Numa manhã de dor de alma, valham-me algumas mudanças positivas que vamos observando na indústria dos videojogos. Uma delas, e que ainda no sábado discutia com um amigo de quase 3 décadas, é a improbabilidade estatística de um jogo brilhante como Baldur’s Gate III ter reaberto as portas de um género que parecia circundado a um grupo de pessoas que cresceram com pen and paper RPGs, levando essa experiência a novos públicos.
É neste clima de conquista dos RPGs por turnos mais tradicionais e predominantemente narrativos que recebemos The Thaumaturge, o novo jogo do estúdio polaco Fool’s Theory, cuja experiência no género – agora ainda mais cimentada por este jogo – justifica a escolha depositada em si na tarefa de refazer o primeiro Witcher.
As semelhanças conceptuais dos protagonistas entre The Thaumaturge e The Witcher são grandes, na forma como ambos os personagens titulares têm capacidades herdadas (ou adquiridas) para enfrentar ameaças sobrenaturais.
Em The Thaumaturge vivemos o papel de Wiktor Szulski, o titular taumaturgo que tem o poder de ver e interagir com Salutors, entidades metafísicas que coabituam o nosso mundo e que se sentem atraídas pelas Falhas dos humanos, possuindo-os e amplificando-as. A sua sensibilidade e percepção especiais permitem-lhe aferir o que alguém sentiu ao interagir com determinado objecto, uma psicometria que os leitores mais velhos da Marvel conseguem facilmente corresponder a um dos poderes do grande Longshot.
No mundo sujo e negro de Varsóvia de 1905, o turbilhão geopolítico intromete-se na vida de Szulski, que regressa à sua cidade-natal. Consigo traz não só as suas habilidades mas também a sua Falha bem identificada, o seu Orgulho.
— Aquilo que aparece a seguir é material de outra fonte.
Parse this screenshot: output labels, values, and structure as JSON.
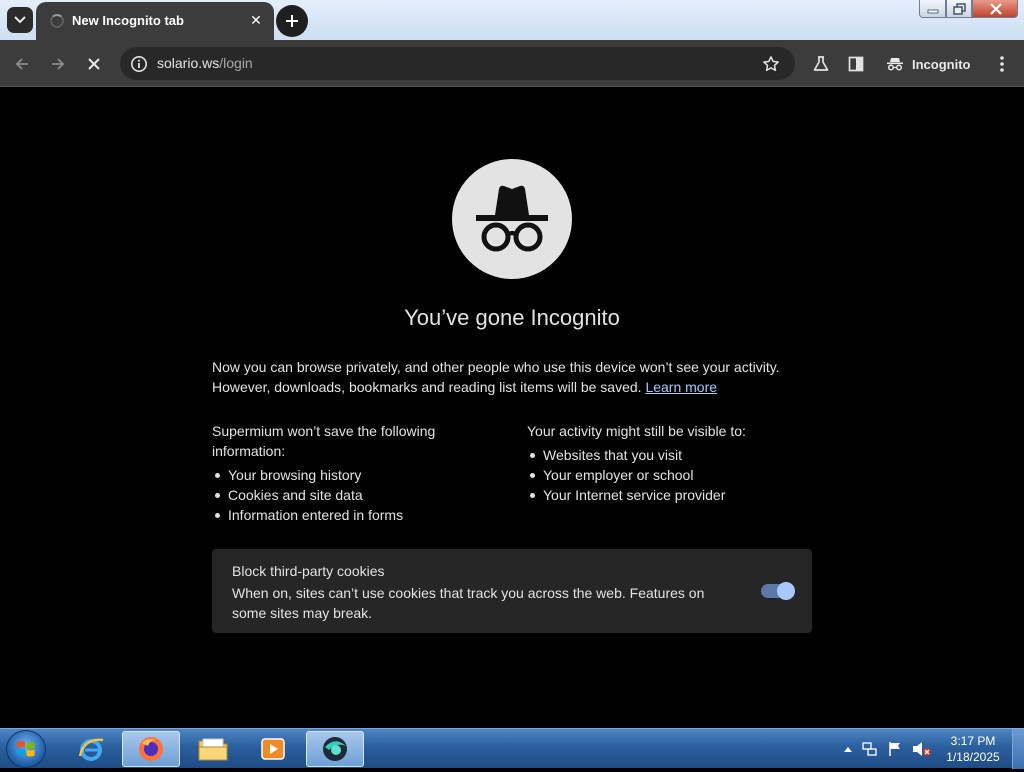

Se assinalei aquelas duas palavras com capitulares não é por uma tendência bacoca a la escritor de cordel de redes sociais, mas porque são conceitos identificados em The Thaumaturge como mecânica e narrativamente importantes.
As Falhas – esses elementos que poderíamos quase enunciar como pecados – são a porta de entrada e o meio de exploração das fragilidades humanas por parte dos Salutors, e o nosso protagonista, apesar dos poderes sobrenaturais, não é excepção.
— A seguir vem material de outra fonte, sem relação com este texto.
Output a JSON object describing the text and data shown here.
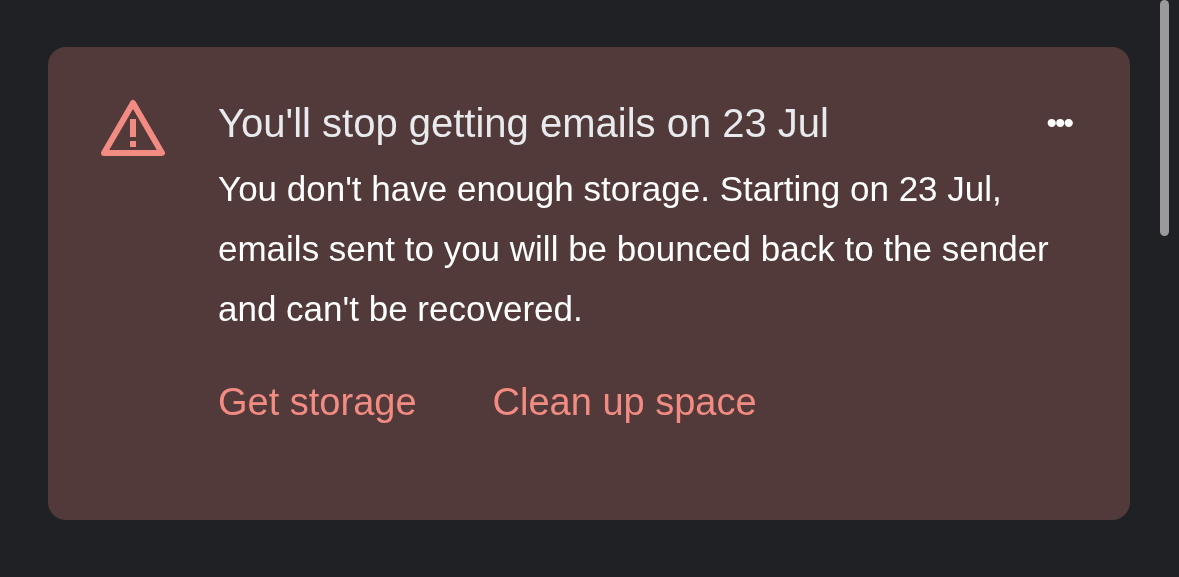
{
  "banner": {
    "title": "You'll stop getting emails on 23 Jul",
    "menu": "•••",
    "message": "You don't have enough storage. Starting on 23 Jul, emails sent to you will be bounced back to the sender and can't be recovered.",
    "actions": [
      "Get storage",
      "Clean up space"
    ]
  }
}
A forma como vemos o seu Orgulho a condicionar as nossas respostas surge aqui na tradição de “alinhamentos” de muitos RPGs clássicos: perfeitamente indicados como a resposta que de alguma forma terá consequências por termos Wiktor a ceder à sua Falha interna, e potencialmente à forma como o seu Salutor poderá instrumentalizar essa cedência.
Com um ciclo de passagem de horas, este jogo amplamente investigativo leva-nos a poder “esperar”, avançando o relógio, para que consigamos assistir a eventos (e encontrar personagens diferentes) dependendo da hora do dia.
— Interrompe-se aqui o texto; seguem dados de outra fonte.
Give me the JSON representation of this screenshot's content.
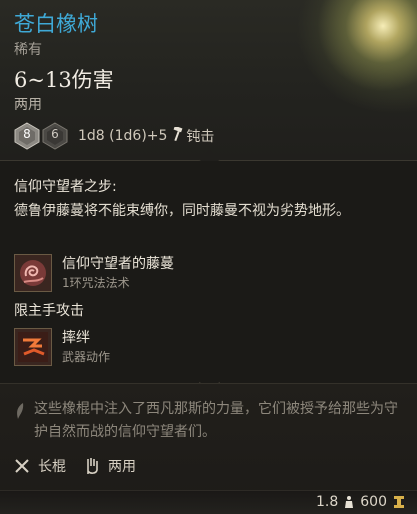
{
  "item": {
    "name": "苍白橡树",
    "rarity": "稀有",
    "damage": "6~13伤害",
    "handedness": "两用"
  },
  "dice": {
    "left_value": "8",
    "right_value": "6",
    "formula": "1d8 (1d6)+5",
    "damage_type": "钝击",
    "damage_type_icon": "hammer-icon"
  },
  "passive": {
    "title": "信仰守望者之步:",
    "description": "德鲁伊藤蔓将不能束缚你，同时藤曼不视为劣势地形。"
  },
  "abilities": [
    {
      "name": "信仰守望者的藤蔓",
      "subtitle": "1环咒法法术",
      "icon": "vine-spell-icon"
    },
    {
      "name": "摔绊",
      "subtitle": "武器动作",
      "icon": "topple-icon"
    }
  ],
  "offhand_label": "限主手攻击",
  "flavor_text": "这些橡棍中注入了西凡那斯的力量，它们被授予给那些为守护自然而战的信仰守望者们。",
  "tags": [
    {
      "label": "长棍",
      "icon": "crossed-staff-icon"
    },
    {
      "label": "两用",
      "icon": "hand-icon"
    }
  ],
  "stats": {
    "weight": "1.8",
    "value": "600",
    "weight_icon": "weight-icon",
    "value_icon": "gold-icon"
  },
  "colors": {
    "item_name": "#3fa9d6",
    "background": "#1b1a17"
  }
}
Visto que a grande parte do nosso tempo de jogo será passado a seguir a intuição especial de Wiktor, a perseguir pistas, a investigar objectos e a dialogar com pessoas, The Thaumaturge é sobretudo direccionado para jogadores que querem uma história coesa. É, aliás, a qualidade da escrita de The Thaumaturge um dos seus maiores pontos: uma ode aos maravilhosos RPGs por turnos tradicionais que todos jogámos.
O combate acaba por ser um mal menor em todo o jogo, um momento de acção por turnos que promete ser a quebra narrativa que poderá impedir um segmento de jogadores de se aborrecer com um jogo de tanta investigação paranormal. Mas este acaba também por ser o momento menos interessante de todo o jogo, dada a sua simplicidade e falta de profundidade.
O nosso controlo de acções é bipartido entre a forma de Wiktor agir, mas também o do seu Salutor, sendo que as acções têm tempos diferentes para acontecer, com a barra superior a mostrar-nos no decorrer das rondas quando é que nós e os nossos adversários agimos, permitindo-nos um planeamento para o elemento mais “diferente” deste combate.
Cada inimigo tem um indicador de concentração, um conjunto de cristais que podemos ir quebrando até o exaurir por completo, deixando-o vulnerável a ataques extraordinariamente fortes.
Apesar de em quase tudo este The Thaumaturge ser um RPG clássico, a sua ausência de progressão de níveis acaba por nivelar o combate a momentos que não são especialmente interessantes, à excepção das boss fights, mas são também a forma de criar algum dinamismo num jogo predominantemente narrativo.
Vale a The Thaumaturge o seu maravilhoso worldbuilding visual e narrativo, numa história negra que vale a pena conhecer e deixar que as horas passem, enquanto percorremos as ruas de Varsóvia para chegar à raiz das vulnerabilidades de cada humano afectado por um Salutor.